The ‘No Gods No Masters’ Cabernet Sauvignon is a bottle worth checking out. I highly recommend anything that Laura Bissell produces. Inconnu or Aitia, California or Washington, white or red: they are all good. If you want complexity alongside freshness, I simply cannot think of a better recommendation than Inconnu/Aitia. She blends the acidity of a grape with the expected profile and adds a dash of timeless energy that leaves you wanting more. I say timeless because her wines harken back to the California Cabs of the 60s-70s, but modern critics or folks may say they have a lighter style. I would caution one not to say glou-glou simply because it is not 15% and overbearing.
This is a great wine, folks. It’s fruit, spice, and everything nice. The time in the bottle has really opened this thing up, showcasing the complexities of the grape and the region it hails from. It’s got a misty component to it that reminds me of the fogginess of my youth. The coast of California is no joke! So, you know what I say. Buy, buy, buy! If you see these bottles, pick them up and see what you think. If you are a fan of complex Sangiovese-based wines, old-school Bordeaux, or new-age producers of any region, then I urge you to pick up a bottle from Laura Bissell.





You're on the east coast, right?

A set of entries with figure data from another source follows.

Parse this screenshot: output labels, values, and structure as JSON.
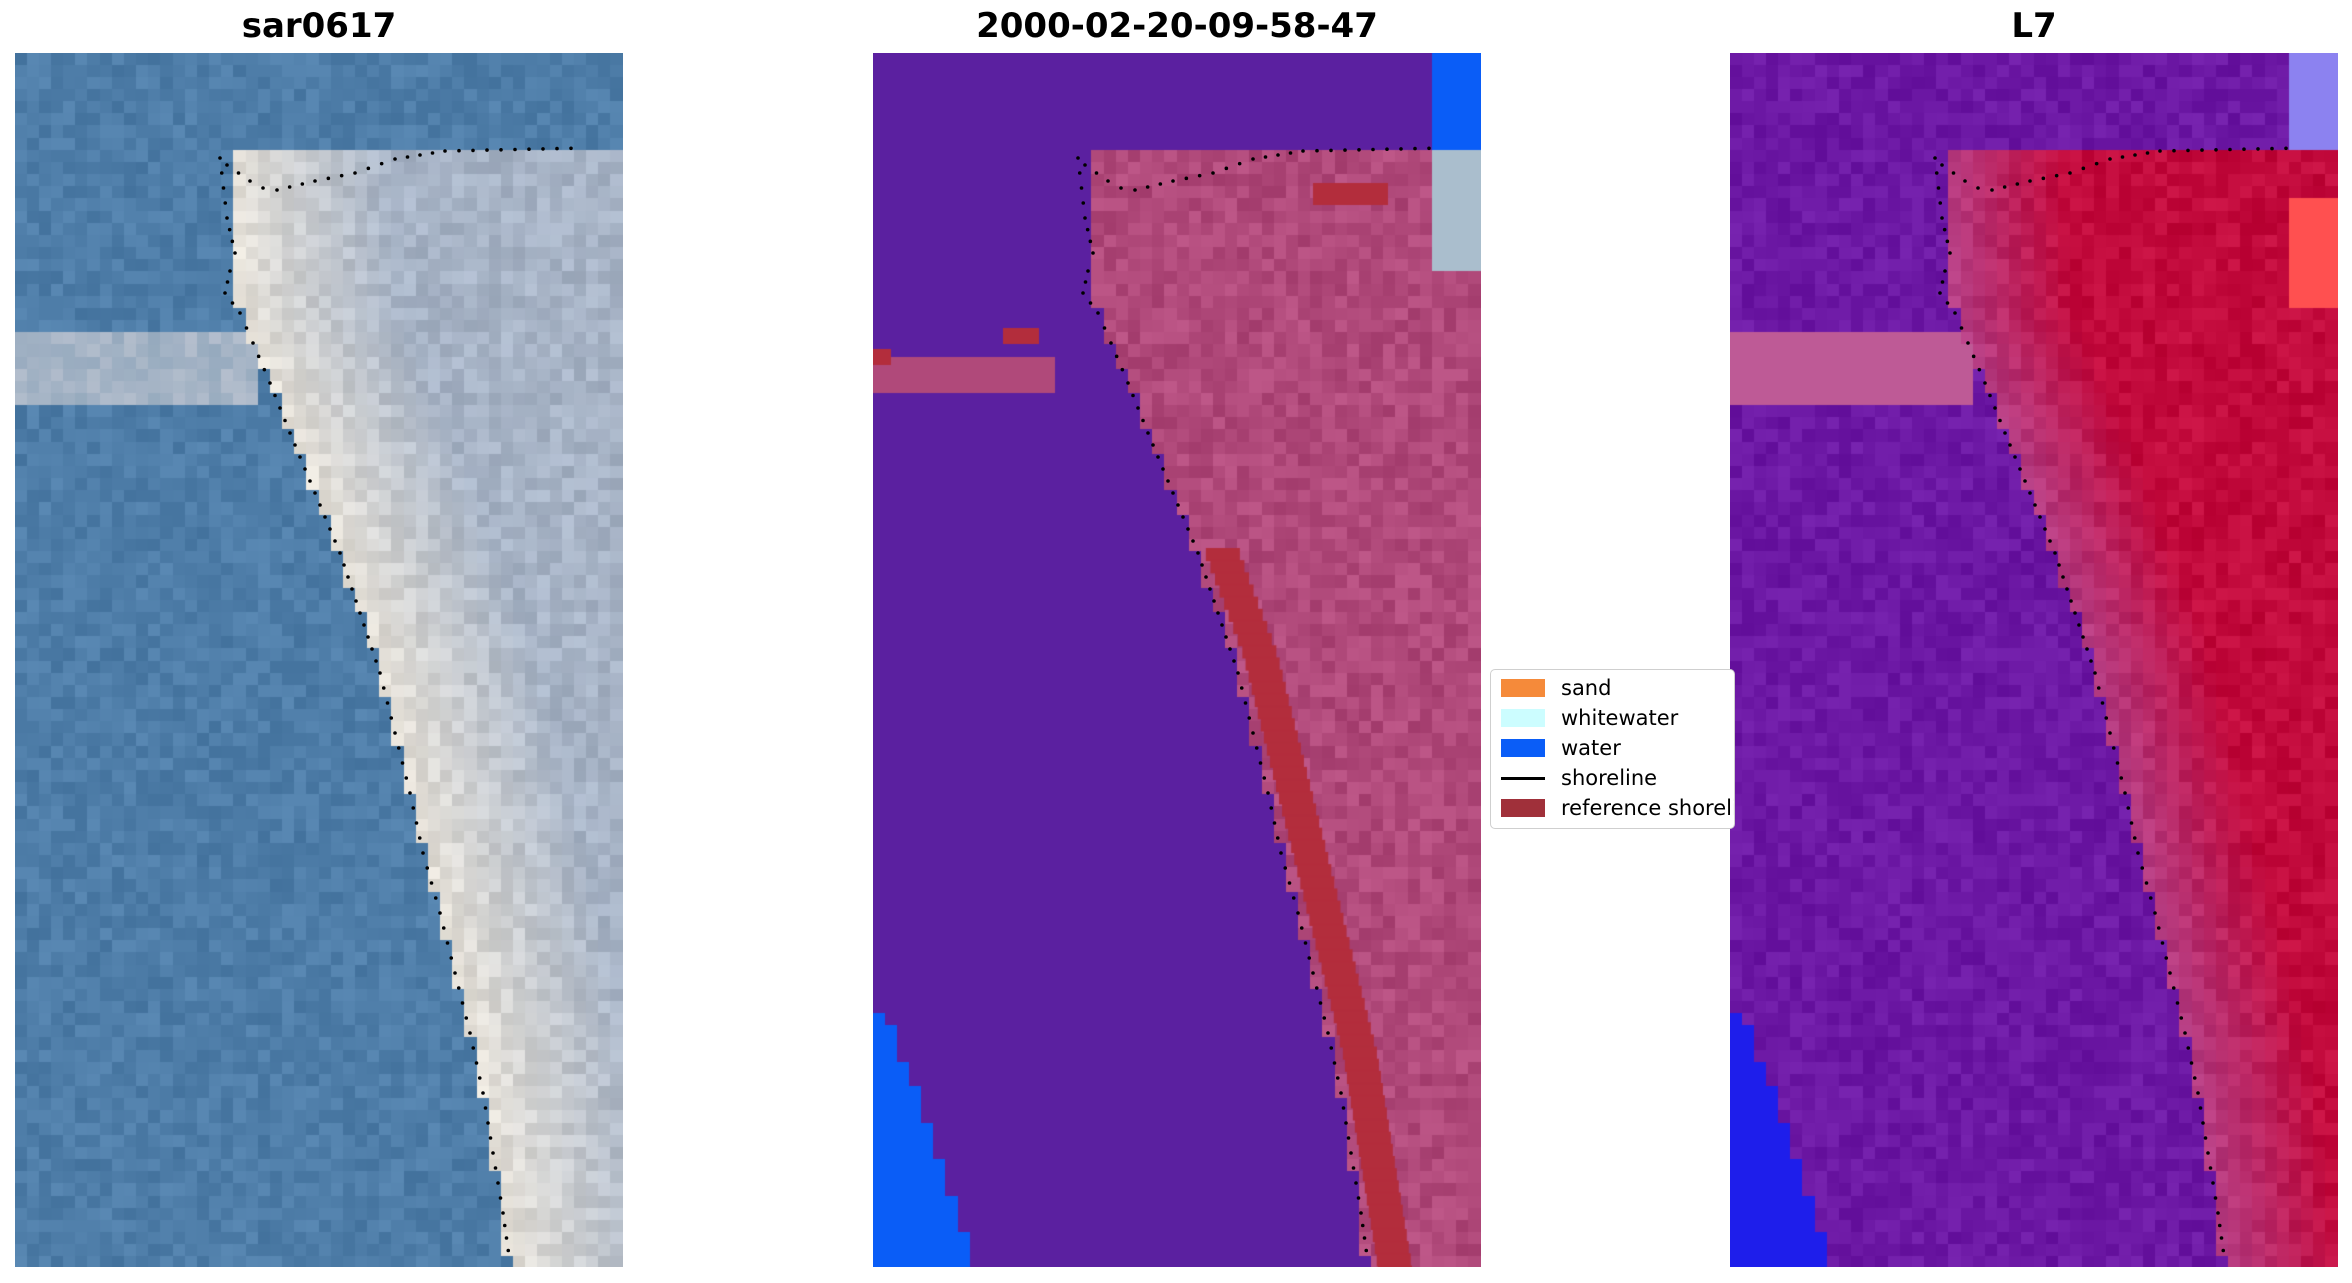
{
  "panels": [
    {
      "title": "sar0617",
      "kind": "rgb"
    },
    {
      "title": "2000-02-20-09-58-47",
      "kind": "classified"
    },
    {
      "title": "L7",
      "kind": "index"
    }
  ],
  "legend": {
    "items": [
      {
        "label": "sand",
        "color": "#f58a3a",
        "type": "patch",
        "icon": "sand-swatch"
      },
      {
        "label": "whitewater",
        "color": "#ccfdff",
        "type": "patch",
        "icon": "whitewater-swatch"
      },
      {
        "label": "water",
        "color": "#0a5df7",
        "type": "patch",
        "icon": "water-swatch"
      },
      {
        "label": "shoreline",
        "color": "#000000",
        "type": "line",
        "icon": "shoreline-line"
      },
      {
        "label": "reference shoreline",
        "color": "#a0303a",
        "type": "patch",
        "icon": "reference-shoreline-swatch"
      }
    ]
  },
  "colors": {
    "water_mask": "#5b20a0",
    "land_overlay": "#b0497a",
    "reference": "#b32d3c",
    "ocean_rgb": "#4e7da8",
    "sand_rgb": "#e6e1d8",
    "index_low": "#6c18a4",
    "index_high": "#c20a3c"
  }
}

California wines are distributed there less than European wines, you get the cult-ish bid reds from Napa and Paso and not too much besides. (And similarly, we don't have any east coast wines here on the West Coast, boooo.) But being in California, we're spoiled for riches within our own state. Santa Barbara and Mendocino wines are completley different than other Cali AVAs. With Sonoma being the halfway-in-the-middle, and Paso, Lodi, and Napa always being overly ripe and "big". And of course those are just the most well known territories.
As always in America, it's about what gets distributed wherever you are. You may be right that there are few California wines that aren't "X' *where you live*, but that's a distinct truth next to what all California wines - or even most California wines - are in other places.
I love this post, and need to search out Laura Bissell's wines. There are always exceptions to the stereotypes.